Incorporating fluctuations and dynamics in self-consistent field theories for polymer blends

We review various methods to investigate the statics and the dynamics of collective composition fluctuations in dense polymer mixtures within fluctuating-field approaches. The central idea of fluctuating-field theories is to rewrite the partition function of the interacting multi-chain systems in terms of integrals over auxiliary, often complex, fields, which are introduced by means of appropriate Hubbard-Stratonovich transformations. Thermodynamic averages such as the average composition and the structure factor can be expressed exactly as averages of these fields. We discuss different analytical and numerical approaches to studying such a theory: The self-consistent field approach solves the integrals over the fluctuating fields in saddle-point approximation. Generalized random phase approximations allow one to incorporate Gaussian fluctuations around the saddle point. Field theoretical polymer simulations are used to study the statistical mechanics of the full system with Complex Langevin or Monte Carlo methods. Unfortunately, they are hampered by the presence of a sign problem.
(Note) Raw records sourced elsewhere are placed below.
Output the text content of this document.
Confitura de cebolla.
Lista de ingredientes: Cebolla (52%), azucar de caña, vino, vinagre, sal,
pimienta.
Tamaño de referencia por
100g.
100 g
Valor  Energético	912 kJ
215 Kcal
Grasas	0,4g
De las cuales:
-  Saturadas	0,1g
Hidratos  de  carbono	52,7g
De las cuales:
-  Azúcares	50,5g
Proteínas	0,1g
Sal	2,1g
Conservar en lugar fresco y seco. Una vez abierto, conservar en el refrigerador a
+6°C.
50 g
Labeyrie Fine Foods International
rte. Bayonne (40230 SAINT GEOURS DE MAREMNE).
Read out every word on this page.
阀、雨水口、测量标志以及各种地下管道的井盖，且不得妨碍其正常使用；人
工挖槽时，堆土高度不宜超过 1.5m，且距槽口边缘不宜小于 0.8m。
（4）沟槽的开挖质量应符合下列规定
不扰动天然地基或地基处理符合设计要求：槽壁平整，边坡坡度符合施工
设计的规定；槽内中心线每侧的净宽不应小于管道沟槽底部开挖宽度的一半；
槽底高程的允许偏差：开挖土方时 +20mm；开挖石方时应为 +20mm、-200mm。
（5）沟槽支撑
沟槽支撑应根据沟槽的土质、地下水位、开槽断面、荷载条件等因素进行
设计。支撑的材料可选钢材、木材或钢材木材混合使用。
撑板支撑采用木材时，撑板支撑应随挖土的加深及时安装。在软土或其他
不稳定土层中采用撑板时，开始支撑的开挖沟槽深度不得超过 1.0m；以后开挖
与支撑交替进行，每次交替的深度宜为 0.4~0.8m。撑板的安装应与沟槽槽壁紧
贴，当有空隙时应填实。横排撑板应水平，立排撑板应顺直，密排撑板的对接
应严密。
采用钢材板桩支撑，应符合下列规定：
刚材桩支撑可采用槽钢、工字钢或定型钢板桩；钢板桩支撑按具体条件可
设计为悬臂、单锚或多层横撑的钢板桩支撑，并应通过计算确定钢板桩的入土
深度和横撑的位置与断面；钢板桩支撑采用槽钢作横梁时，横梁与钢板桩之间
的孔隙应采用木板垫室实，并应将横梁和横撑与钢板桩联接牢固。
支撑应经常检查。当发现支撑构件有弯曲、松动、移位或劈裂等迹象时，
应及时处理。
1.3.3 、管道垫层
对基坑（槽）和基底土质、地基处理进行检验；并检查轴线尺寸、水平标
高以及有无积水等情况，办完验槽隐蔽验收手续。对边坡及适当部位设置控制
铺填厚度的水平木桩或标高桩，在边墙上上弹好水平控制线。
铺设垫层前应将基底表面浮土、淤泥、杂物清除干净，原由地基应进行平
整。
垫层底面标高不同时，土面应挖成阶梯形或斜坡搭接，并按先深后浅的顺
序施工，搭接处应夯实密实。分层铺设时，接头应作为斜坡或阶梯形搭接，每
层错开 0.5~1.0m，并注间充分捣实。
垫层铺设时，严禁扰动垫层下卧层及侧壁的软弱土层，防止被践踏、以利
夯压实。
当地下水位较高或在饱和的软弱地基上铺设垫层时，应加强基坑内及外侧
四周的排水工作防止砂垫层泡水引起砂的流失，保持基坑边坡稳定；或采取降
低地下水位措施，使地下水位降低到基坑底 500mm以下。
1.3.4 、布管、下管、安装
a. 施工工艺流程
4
In a dense system, the latter can be avoided without losing essential physics by invoking a saddle point approximation for the complex field that couples to the total density. This leads to the external potential theory. We investigate the conditions under which this approximation is accurate. Finally, we discuss recent approaches to formulate realistic time evolution equations for such models. The methods are illustrated by two examples: A study of the fluctuation-induced formation of a polymeric microemulsion in a polymer-copolymer mixture and a study of early-stage spinodal decomposition in a binary blend.